0. I advise against reading my PhD thesis. Unfortunately there are some errors and the exposition is unclear in places. The significant results have all made it into papers by now, usually in an improved form.
R. Egrot and R. Hirsch. Completely representable lattices. Algebra Universalis 67, 205-217, 2012
The statement of proposition 2.16 is slightly incorrect in the published version. This error is corrected in the arXiv version.
R. Egrot. Representable posets. J. Appl. Log. 16, 60-71, 2016
In the introduction and the discussion following corollary 2.9 the question of whether the class of representable semilattices can be finitely axiomatized is raised as open. In fact this was settled conclusively in the negative by Kearnes (The Class of Prime Semilattices is Not Finitely Axiomatizable, Semigroup Forum 55, 133-134, 1997).
R. Egrot. Closure operators, frames, and neatest representations. Bulletin of the Australian Mathematical Society 96, 361-373, 2017
The material in the first three sections is simplified and superseded by my preprint Categories of frame-completions and join-specifications.
R. Egrot. Categories of frame-completions and join-specifications.

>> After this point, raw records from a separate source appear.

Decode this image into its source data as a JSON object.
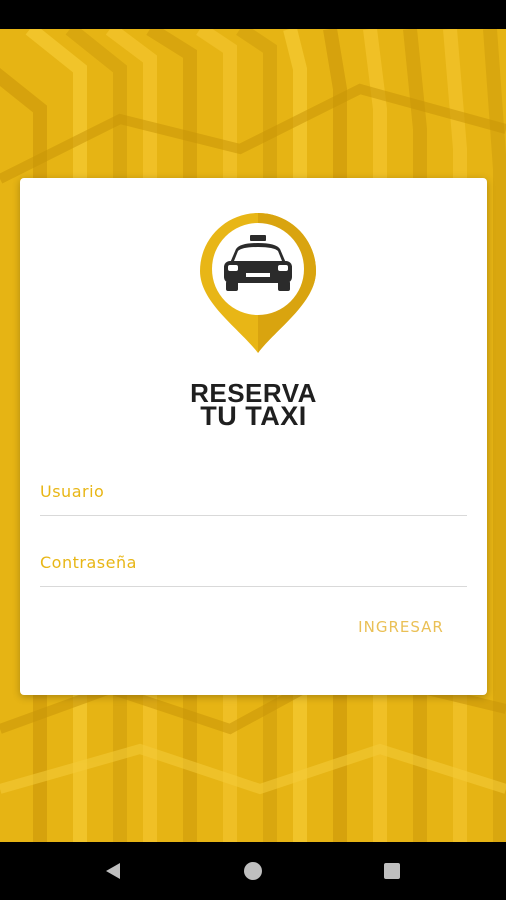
{
  "brand": {
    "line1": "RESERVA",
    "line2": "TU TAXI"
  },
  "form": {
    "username_placeholder": "Usuario",
    "password_placeholder": "Contraseña",
    "login_label": "INGRESAR"
  },
  "colors": {
    "accent": "#e8b616",
    "background": "#e8b616",
    "card": "#ffffff"
  },
  "icons": {
    "logo": "taxi-location-pin-icon",
    "nav_back": "back-triangle-icon",
    "nav_home": "home-circle-icon",
    "nav_recent": "recent-apps-square-icon"
  }
}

It's been brought to my attention that several of the results here are reformulations and applications of the theory of subcanonical coverages. This paper is not currently submitted anywhere, and needs to be substantially rewritten to extract the novel parts and place them in their proper context. Most likely this would ultimately result in an essentially new paper superseding this one, but I haven't found the time to do the necessary work yet (and indeed I may never get round to it).